Rev. Robert Lee IV is the great-great-great-nephew of Confederate General Robert E. Lee, and he says that taking down Confederate symbols in public spaces is a “no brainer.”
“I see them as idolatries… They have been created into idols of white supremacy and racism,” Lee told ABC News.
“This is a no brainer. This is an issue of justice and of peace,” he said. “[If] we want peace in our time and the ability to [have] equality … we must do that by addressing the monuments not only in stone and in bronze, but elsewhere as well.”
Lee spoke to ABC News in the wake of NASCAR's ban on Confederate Flags from its racetracks earlier this month and several Confederate statues being taken down. On Tuesday night, Mississippi Gov. Tate Reeves officially removed the Confederate battle emblem from the state's flag.
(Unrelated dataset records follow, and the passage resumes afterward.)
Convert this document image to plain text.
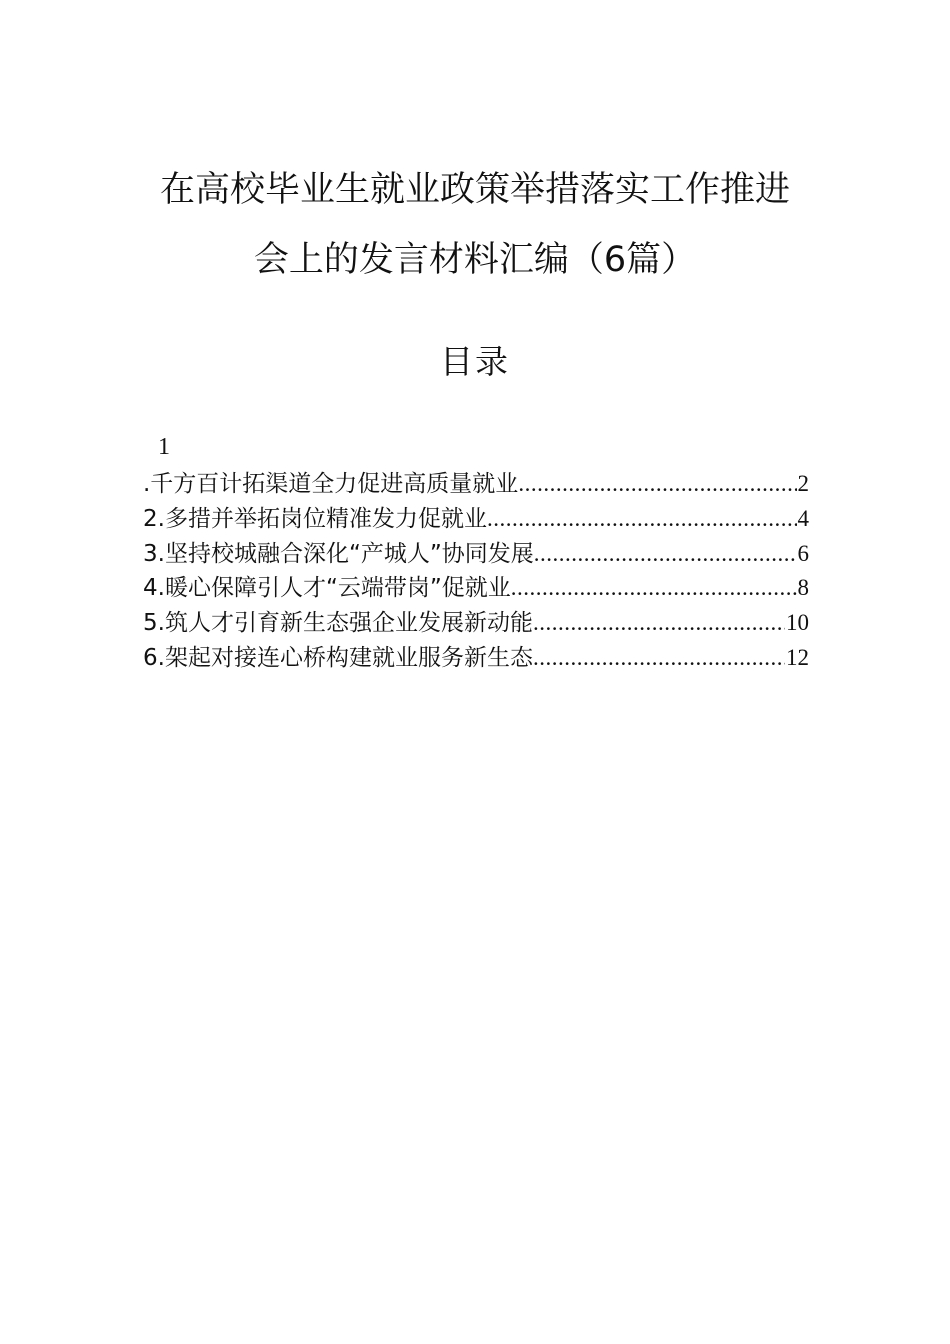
在高校毕业生就业政策举措落实工作推进
会上的发言材料汇编（6篇）
目录
1
.千方百计拓渠道全力促进高质量就业 .....	2
2.多措并举拓岗位精准发力促就业 .....	4
3.坚持校城融合深化“产城人”协同发展 .....	6
4.暖心保障引人才“云端带岗”促就业 .....	8
5.筑人才引育新生态强企业发展新动能 .....	10
6.架起对接连心桥构建就业服务新生态 .....	12
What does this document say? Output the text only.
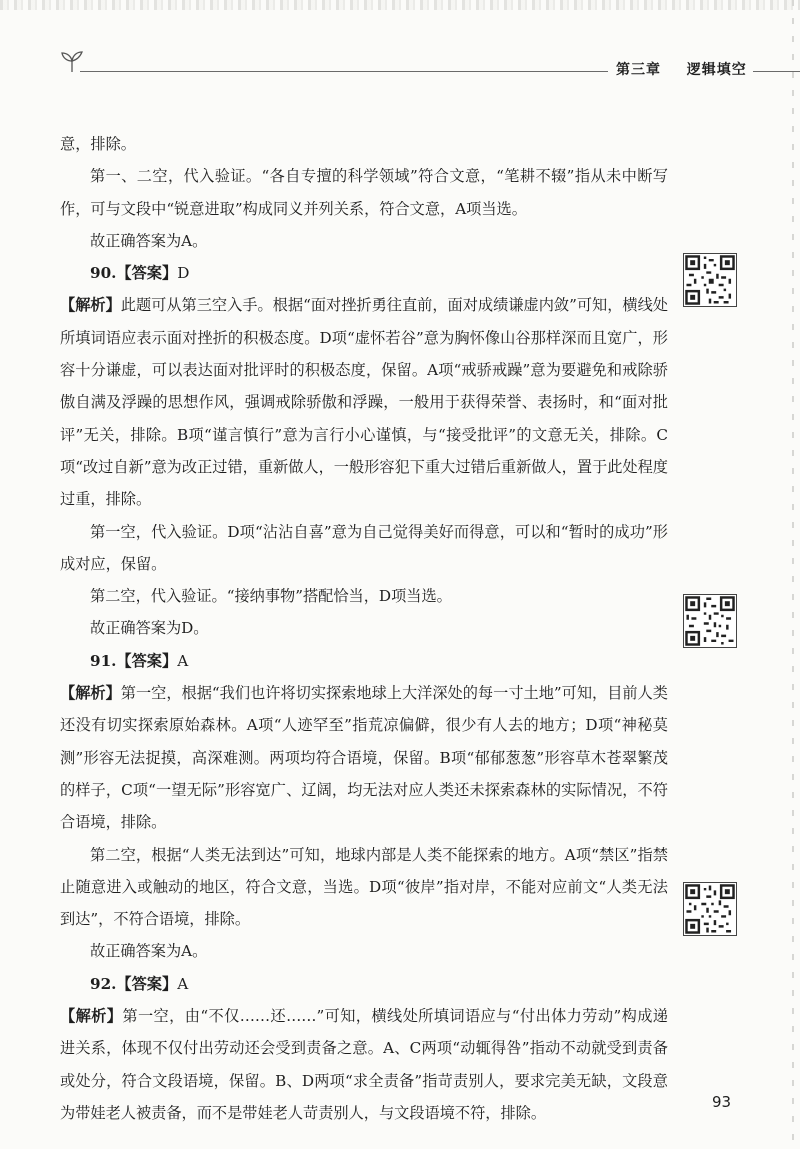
第三章 逻辑填空

意，排除。

第一、二空，代入验证。“各自专擅的科学领域”符合文意，“笔耕不辍”指从未中断写作，可与文段中“锐意进取”构成同义并列关系，符合文意，A项当选。

故正确答案为A。

90.【答案】D

【解析】此题可从第三空入手。根据“面对挫折勇往直前，面对成绩谦虚内敛”可知，横线处所填词语应表示面对挫折的积极态度。D项“虚怀若谷”意为胸怀像山谷那样深而且宽广，形容十分谦虚，可以表达面对批评时的积极态度，保留。A项“戒骄戒躁”意为要避免和戒除骄傲自满及浮躁的思想作风，强调戒除骄傲和浮躁，一般用于获得荣誉、表扬时，和“面对批评”无关，排除。B项“谨言慎行”意为言行小心谨慎，与“接受批评”的文意无关，排除。C项“改过自新”意为改正过错，重新做人，一般形容犯下重大过错后重新做人，置于此处程度过重，排除。

第一空，代入验证。D项“沾沾自喜”意为自己觉得美好而得意，可以和“暂时的成功”形成对应，保留。

第二空，代入验证。“接纳事物”搭配恰当，D项当选。

故正确答案为D。

91.【答案】A

【解析】第一空，根据“我们也许将切实探索地球上大洋深处的每一寸土地”可知，目前人类还没有切实探索原始森林。A项“人迹罕至”指荒凉偏僻，很少有人去的地方；D项“神秘莫测”形容无法捉摸，高深难测。两项均符合语境，保留。B项“郁郁葱葱”形容草木苍翠繁茂的样子，C项“一望无际”形容宽广、辽阔，均无法对应人类还未探索森林的实际情况，不符合语境，排除。

第二空，根据“人类无法到达”可知，地球内部是人类不能探索的地方。A项“禁区”指禁止随意进入或触动的地区，符合文意，当选。D项“彼岸”指对岸，不能对应前文“人类无法到达”，不符合语境，排除。

故正确答案为A。

92.【答案】A

【解析】第一空，由“不仅……还……”可知，横线处所填词语应与“付出体力劳动”构成递进关系，体现不仅付出劳动还会受到责备之意。A、C两项“动辄得咎”指动不动就受到责备或处分，符合文段语境，保留。B、D两项“求全责备”指苛责别人，要求完美无缺，文段意为带娃老人被责备，而不是带娃老人苛责别人，与文段语境不符，排除。

93
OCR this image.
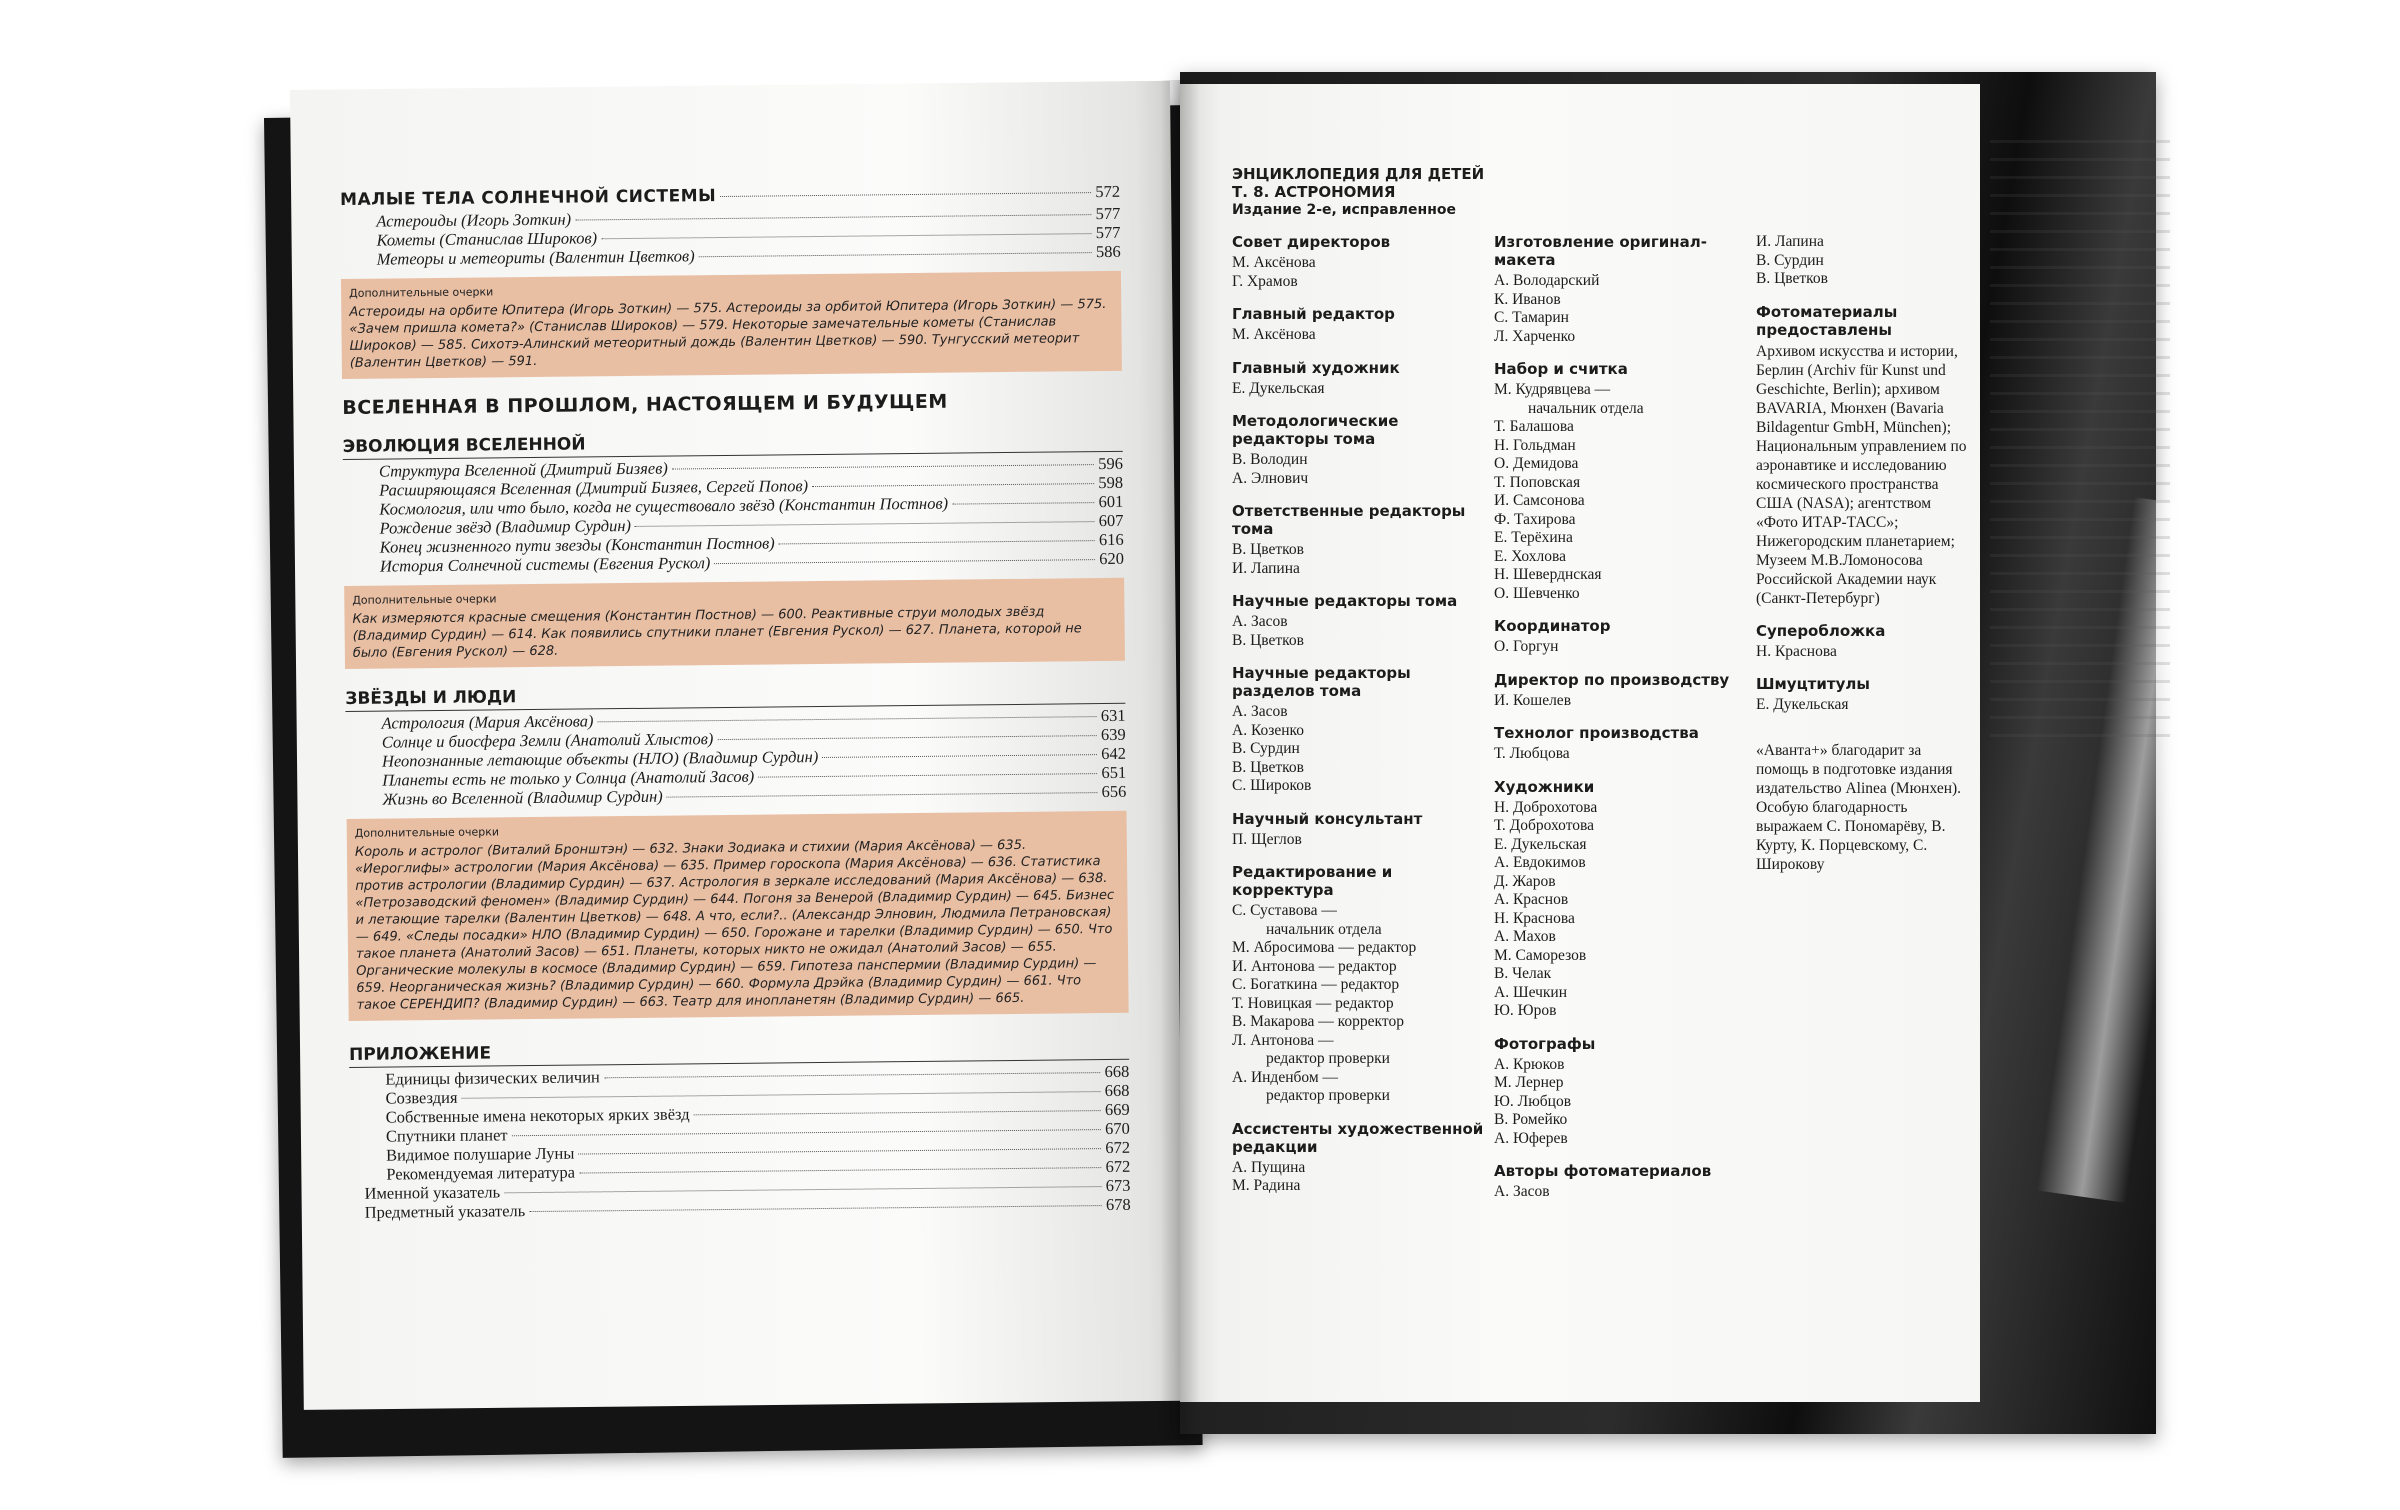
МАЛЫЕ ТЕЛА СОЛНЕЧНОЙ СИСТЕМЫ	572
Астероиды (Игорь Зоткин)	577
Кометы (Станислав Широков)	577
Метеоры и метеориты (Валентин Цветков)	586
Дополнительные очерки
Астероиды на орбите Юпитера (Игорь Зоткин) — 575. Астероиды за орбитой Юпитера (Игорь Зоткин) — 575. «Зачем пришла комета?» (Станислав Широков) — 579. Некоторые замечательные кометы (Станислав Широков) — 585. Сихотэ-Алинский метеоритный дождь (Валентин Цветков) — 590. Тунгусский метеорит (Валентин Цветков) — 591.
ВСЕЛЕННАЯ В ПРОШЛОМ, НАСТОЯЩЕМ И БУДУЩЕМ
ЭВОЛЮЦИЯ ВСЕЛЕННОЙ
Структура Вселенной (Дмитрий Бизяев)	596
Расширяющаяся Вселенная (Дмитрий Бизяев, Сергей Попов)	598
Космология, или что было, когда не существовало звёзд (Константин Постнов)	601
Рождение звёзд (Владимир Сурдин)	607
Конец жизненного пути звезды (Константин Постнов)	616
История Солнечной системы (Евгения Рускол)	620
Дополнительные очерки
Как измеряются красные смещения (Константин Постнов) — 600. Реактивные струи молодых звёзд (Владимир Сурдин) — 614. Как появились спутники планет (Евгения Рускол) — 627. Планета, которой не было (Евгения Рускол) — 628.
ЗВЁЗДЫ И ЛЮДИ
Астрология (Мария Аксёнова)	631
Солнце и биосфера Земли (Анатолий Хлыстов)	639
Неопознанные летающие объекты (НЛО) (Владимир Сурдин)	642
Планеты есть не только у Солнца (Анатолий Засов)	651
Жизнь во Вселенной (Владимир Сурдин)	656
Дополнительные очерки
Король и астролог (Виталий Бронштэн) — 632. Знаки Зодиака и стихии (Мария Аксёнова) — 635. «Иероглифы» астрологии (Мария Аксёнова) — 635. Пример гороскопа (Мария Аксёнова) — 636. Статистика против астрологии (Владимир Сурдин) — 637. Астрология в зеркале исследований (Мария Аксёнова) — 638. «Петрозаводский феномен» (Владимир Сурдин) — 644. Погоня за Венерой (Владимир Сурдин) — 645. Бизнес и летающие тарелки (Валентин Цветков) — 648. А что, если?.. (Александр Элновин, Людмила Петрановская) — 649. «Следы посадки» НЛО (Владимир Сурдин) — 650. Горожане и тарелки (Владимир Сурдин) — 650. Что такое планета (Анатолий Засов) — 651. Планеты, которых никто не ожидал (Анатолий Засов) — 655. Органические молекулы в космосе (Владимир Сурдин) — 659. Гипотеза панспермии (Владимир Сурдин) — 659. Неорганическая жизнь? (Владимир Сурдин) — 660. Формула Дрэйка (Владимир Сурдин) — 661. Что такое СЕРЕНДИП? (Владимир Сурдин) — 663. Театр для инопланетян (Владимир Сурдин) — 665.
ПРИЛОЖЕНИЕ
Единицы физических величин	668
Созвездия	668
Собственные имена некоторых ярких звёзд	669
Спутники планет	670
Видимое полушарие Луны	672
Рекомендуемая литература	672
Именной указатель	673
Предметный указатель	678
ЭНЦИКЛОПЕДИЯ ДЛЯ ДЕТЕЙ
Т. 8. АСТРОНОМИЯ
Издание 2-е, исправленное
Совет директоров
М. Аксёнова
Г. Храмов
Главный редактор
М. Аксёнова
Главный художник
Е. Дукельская
Методологические редакторы тома
В. Володин
А. Элнович
Ответственные редакторы тома
В. Цветков
И. Лапина
Научные редакторы тома
А. Засов
В. Цветков
Научные редакторы разделов тома
А. Засов
А. Козенко
В. Сурдин
В. Цветков
С. Широков
Научный консультант
П. Щеглов
Редактирование и корректура
С. Суставова —
начальник отдела
М. Абросимова — редактор
И. Антонова — редактор
С. Богаткина — редактор
Т. Новицкая — редактор
В. Макарова — корректор
Л. Антонова —
редактор проверки
А. Инденбом —
редактор проверки
Ассистенты художественной редакции
А. Пущина
М. Радина
Изготовление оригинал-макета
А. Володарский
К. Иванов
С. Тамарин
Л. Харченко
Набор и считка
М. Кудрявцева —
начальник отдела
Т. Балашова
Н. Гольдман
О. Демидова
Т. Поповская
И. Самсонова
Ф. Тахирова
Е. Терёхина
Е. Хохлова
Н. Шеверднская
О. Шевченко
Координатор
О. Горгун
Директор по производству
И. Кошелев
Технолог производства
Т. Любцова
Художники
Н. Доброхотова
Т. Доброхотова
Е. Дукельская
А. Евдокимов
Д. Жаров
А. Краснов
Н. Краснова
А. Махов
М. Саморезов
В. Челак
А. Шечкин
Ю. Юров
Фотографы
А. Крюков
М. Лернер
Ю. Любцов
В. Ромейко
А. Юферев
Авторы фотоматериалов
А. Засов
И. Лапина
В. Сурдин
В. Цветков
Фотоматериалы предоставлены
Архивом искусства и истории, Берлин (Archiv für Kunst und Geschichte, Berlin); архивом BAVARIA, Мюнхен (Bavaria Bildagentur GmbH, München); Национальным управлением по аэронавтике и исследованию космического пространства США (NASA); агентством «Фото ИТАР-ТАСС»; Нижегородским планетарием; Музеем М.В.Ломоносова Российской Академии наук (Санкт-Петербург)
Суперобложка
Н. Краснова
Шмуцтитулы
Е. Дукельская
«Аванта+» благодарит за помощь в подготовке издания издательство Alinea (Мюнхен). Особую благодарность выражаем С. Пономарёву, В. Курту, К. Порцевскому, С. Широкову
“I didn’t see this happening in my lifetime. This is an incredible opportunity to seek justice, to try to right the wrongs of the past by seeking redemption and atonement for all of these things that have been wrong,” Lee said. “This is the first domino of many dominos to fall that can really shape the way we view our future.”
Lee said he grew up with the flag hanging in his bedroom.
“I celebrated the fact that I was related to the man who was the standard bearer for that flag,” he said. “But as I’ve grown, I’ve learned that there is an importance to address what’s going on now and to see it for what it is -- white supremacy and racism have been the basis for the celebration of that flag for a long time.”
He credits a woman named Bertha Hamilton with counseling him before he became a reverend.
“[She] said ‘Sweetie, I know you’re going to be called to ministry … but if you want to be called to ministry, you can’t have that flag in your room,” he said. “I felt that day… I can’t have a symbol of divisiveness in my room -- in my bedroom -- a place where I rest my head.”
He says removing Confederate symbols has become a “personal issue." He wants to address the issue “not only for my namesake’s sake but also [because of] the reality that this is about more than just me.”
Historians note that Lee’s ancestor was a brilliant general. But what parts of his history should be honored?
“Robert E. Lee meant a lot to me ... there was some sense of being proud to be a Lee,” he said.
He said he ultimately came to believe that “there’s no distinction between fighting for your home state, which was ultimately for the state’s right to enslave people."
"Even if he was fighting for his home state of Virginia, he was fighting for the continued enslavement of black people," he said. "That to me is just not something that we can have in our city squares, that’s not something we can have in our schools, that’s not something we can celebrate."